Mary Elliot Musgrove is the youngest Elliot sister. She is married to Charles Musgrove and has two small boys. Mary has a few key roles in Persuasion. To begin with, she highlights the degree to which Anne is mistreated by her family. For instance, the high-strung, often hysterical Mary asks Anne to come to Uppercross not because she wants to see her sister but because she is bored and wants someone to help her manage her household. She is quick to leave Anne at home with her injured son so that she and her husband can attend a dinner. Furthermore, Austen juxtaposes the nonexistent slights Mary thinks she receives with the actual mistreatment Anne receives at the hands of her father and sisters. Towards the end of the novel, Mary ironically complains that she is “always the last of [her] family to be noticed.” This is fundamentally incorrect; it is Anne, not Mary, who consistently suffers in silence because her wishes and struggles are not thought to be important—or even thought about at all.
Mary also helps introduce the novel’s thematic emphasis on class and socioeconomic mobility. She is very preoccupied with status and social climbing, does not approve of people socializing with those of a different class, and is extremely critical of any who seek to marry above or below their station. Mary’s social consciousness primarily manifests in her rejection of Charles Hayter and the Hayter family in general. A cousin to the Musgroves, he is an eldest son and a scholar who will one day inherit his father’s property.
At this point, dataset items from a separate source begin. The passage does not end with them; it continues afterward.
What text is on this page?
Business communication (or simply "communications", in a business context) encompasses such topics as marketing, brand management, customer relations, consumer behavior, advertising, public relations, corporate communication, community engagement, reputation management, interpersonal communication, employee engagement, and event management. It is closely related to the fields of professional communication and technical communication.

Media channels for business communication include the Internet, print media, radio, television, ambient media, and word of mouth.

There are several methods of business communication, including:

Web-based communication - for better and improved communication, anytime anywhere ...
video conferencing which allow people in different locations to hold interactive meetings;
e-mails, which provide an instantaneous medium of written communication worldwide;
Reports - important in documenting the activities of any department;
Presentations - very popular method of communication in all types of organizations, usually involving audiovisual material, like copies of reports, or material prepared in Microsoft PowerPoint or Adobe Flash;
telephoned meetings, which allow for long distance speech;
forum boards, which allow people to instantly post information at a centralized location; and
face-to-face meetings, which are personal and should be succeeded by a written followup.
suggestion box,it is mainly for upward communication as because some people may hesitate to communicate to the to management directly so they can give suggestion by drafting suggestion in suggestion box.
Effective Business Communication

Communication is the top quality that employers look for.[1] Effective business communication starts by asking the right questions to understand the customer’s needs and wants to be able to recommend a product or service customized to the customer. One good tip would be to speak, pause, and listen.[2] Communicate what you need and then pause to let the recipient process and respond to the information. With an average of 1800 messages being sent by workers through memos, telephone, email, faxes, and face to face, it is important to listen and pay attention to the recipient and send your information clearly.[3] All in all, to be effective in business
He also wishes to marry Henrietta Musgrove—much to Mary’s horror. Such a match would be degrading in Mary’s view because Charles is enmeshed in a much lower social circle due to the Hayter family’s “inferior, retired, and unpolished way of living.” She is so set in her convictions that she wants to turn around and leave in Chapter 10 when the walking party happens upon the Hayter estate. Mary’s prejudice against the Hayter family serves as a means by which Austen is able to demonstrate the social bias against marriages from different social spheres.
Mary also inadvertently plays a key role in Anne’s unfolding marriage plot. It is at her request that Anne comes to stay at Uppercross instead of immediately accompanying Elizabeth and their father to Bath; this forces former lovers Anne and Captain Wentworth to see each other again for the first time in eight years, the catalyst to their eventual union.